[Date Prev][Date Next][Thread Prev][Thread Next][Date Index][Thread Index]

Re: Unicode surrogates




On Mon, 13 Mar 2006, Per Bothner wrote:

>bear wrote:
>> To put it another way, Windows allows characters that are not part
>> of Unicode to be used to name files.  If we restrict our character
>> set for filenames to Unicode-only, we will not be able to open
>> those files.  That problem is real.
>
>That does not mean it's a problem we need to solve.
>
>If you make it use to create filenames containing unpaired surrogates,
>that just means you make it easy to files with garbage filenames.

At first I disagreed with the idea that it wasn't a problem that
we needed to solve, but as I think about it you're right...  If
a particular implementation wants to be useful for systems work
on Windows, it needs to solve this problem.  But the standard need
not do so.  For the standard it's entirely reasonable to solve
only the problem of opening and using files that have valid unicode
filenames and leave methods of working with other files unspecified.

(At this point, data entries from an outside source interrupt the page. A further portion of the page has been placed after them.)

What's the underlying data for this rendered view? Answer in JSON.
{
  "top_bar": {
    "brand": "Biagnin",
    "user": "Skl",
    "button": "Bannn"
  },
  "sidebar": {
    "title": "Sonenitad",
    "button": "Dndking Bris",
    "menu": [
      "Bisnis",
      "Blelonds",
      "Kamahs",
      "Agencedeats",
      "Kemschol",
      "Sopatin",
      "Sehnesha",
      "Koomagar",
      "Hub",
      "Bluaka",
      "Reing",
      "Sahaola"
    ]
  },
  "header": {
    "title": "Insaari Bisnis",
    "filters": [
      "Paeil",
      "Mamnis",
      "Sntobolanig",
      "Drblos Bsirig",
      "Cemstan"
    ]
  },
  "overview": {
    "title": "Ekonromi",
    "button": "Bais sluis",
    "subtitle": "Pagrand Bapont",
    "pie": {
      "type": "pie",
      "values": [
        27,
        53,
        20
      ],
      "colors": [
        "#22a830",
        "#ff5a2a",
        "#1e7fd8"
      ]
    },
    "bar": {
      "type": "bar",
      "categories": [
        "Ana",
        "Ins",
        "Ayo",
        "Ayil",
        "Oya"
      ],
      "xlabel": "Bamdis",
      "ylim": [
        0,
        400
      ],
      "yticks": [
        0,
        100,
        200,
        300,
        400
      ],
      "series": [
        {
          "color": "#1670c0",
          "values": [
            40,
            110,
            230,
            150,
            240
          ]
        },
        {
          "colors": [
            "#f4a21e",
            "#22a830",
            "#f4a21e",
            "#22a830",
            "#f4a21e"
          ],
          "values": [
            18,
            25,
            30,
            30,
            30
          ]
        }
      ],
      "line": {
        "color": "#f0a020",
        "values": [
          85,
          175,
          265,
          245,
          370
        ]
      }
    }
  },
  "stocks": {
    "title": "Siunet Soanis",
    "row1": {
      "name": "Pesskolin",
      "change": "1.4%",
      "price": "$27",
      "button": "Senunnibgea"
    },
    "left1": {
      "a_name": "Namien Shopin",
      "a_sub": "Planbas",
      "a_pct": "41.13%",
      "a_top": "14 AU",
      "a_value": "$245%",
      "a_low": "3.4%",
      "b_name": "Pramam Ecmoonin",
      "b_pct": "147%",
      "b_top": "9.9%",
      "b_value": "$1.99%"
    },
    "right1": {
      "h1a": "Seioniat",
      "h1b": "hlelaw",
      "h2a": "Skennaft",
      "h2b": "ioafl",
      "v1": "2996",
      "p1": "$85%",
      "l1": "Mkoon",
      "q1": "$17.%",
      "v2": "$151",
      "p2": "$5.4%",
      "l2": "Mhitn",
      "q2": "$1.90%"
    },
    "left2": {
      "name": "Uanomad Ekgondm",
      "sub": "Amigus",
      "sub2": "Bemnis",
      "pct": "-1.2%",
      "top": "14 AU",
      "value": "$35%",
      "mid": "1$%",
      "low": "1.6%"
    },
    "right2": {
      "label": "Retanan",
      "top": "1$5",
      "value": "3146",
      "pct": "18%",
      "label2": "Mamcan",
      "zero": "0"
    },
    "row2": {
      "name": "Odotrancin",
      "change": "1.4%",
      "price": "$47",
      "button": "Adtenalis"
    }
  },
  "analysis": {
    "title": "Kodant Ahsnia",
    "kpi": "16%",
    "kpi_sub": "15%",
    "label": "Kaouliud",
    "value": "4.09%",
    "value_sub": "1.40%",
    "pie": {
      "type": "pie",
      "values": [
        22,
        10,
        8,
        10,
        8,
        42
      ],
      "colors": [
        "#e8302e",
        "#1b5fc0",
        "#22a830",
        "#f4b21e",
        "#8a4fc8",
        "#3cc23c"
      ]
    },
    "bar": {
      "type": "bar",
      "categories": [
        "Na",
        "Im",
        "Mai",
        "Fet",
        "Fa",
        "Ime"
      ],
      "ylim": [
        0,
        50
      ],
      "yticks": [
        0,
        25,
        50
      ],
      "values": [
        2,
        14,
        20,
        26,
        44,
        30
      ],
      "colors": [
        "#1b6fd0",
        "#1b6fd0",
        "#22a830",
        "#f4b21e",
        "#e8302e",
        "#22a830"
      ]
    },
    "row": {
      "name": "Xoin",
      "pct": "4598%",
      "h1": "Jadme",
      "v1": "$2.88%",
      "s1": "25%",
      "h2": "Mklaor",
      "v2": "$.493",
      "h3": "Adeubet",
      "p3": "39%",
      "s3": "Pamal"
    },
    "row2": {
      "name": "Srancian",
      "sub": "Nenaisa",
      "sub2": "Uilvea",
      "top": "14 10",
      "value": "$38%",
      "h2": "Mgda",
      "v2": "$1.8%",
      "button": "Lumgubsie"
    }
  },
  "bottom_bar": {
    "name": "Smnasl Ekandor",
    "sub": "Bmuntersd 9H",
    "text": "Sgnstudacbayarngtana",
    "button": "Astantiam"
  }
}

>I don't see that as a feature.  Any such filenames are presumably
>unintentional and due to bugs.

Indeed, they are not.  They are being used intentionally and on
purpose, the same way 8-bit extended characters were used in
conjunction with comm programs that supported only seven-bit ascii,
back in 1983 or thereabouts; to provide a final layer of "security
by obscurity."  When I operated a bulletin board system way back
when, I remember having the format utility (and a few others)
renamed to something with characters that people couldn't type
over the serial drivers I had installed.  The current situation on
Windows is similar in that the system protections from the current
user are generally inadequate and a "cheap trick" like this can
stop hostile scripts from running.

				Bear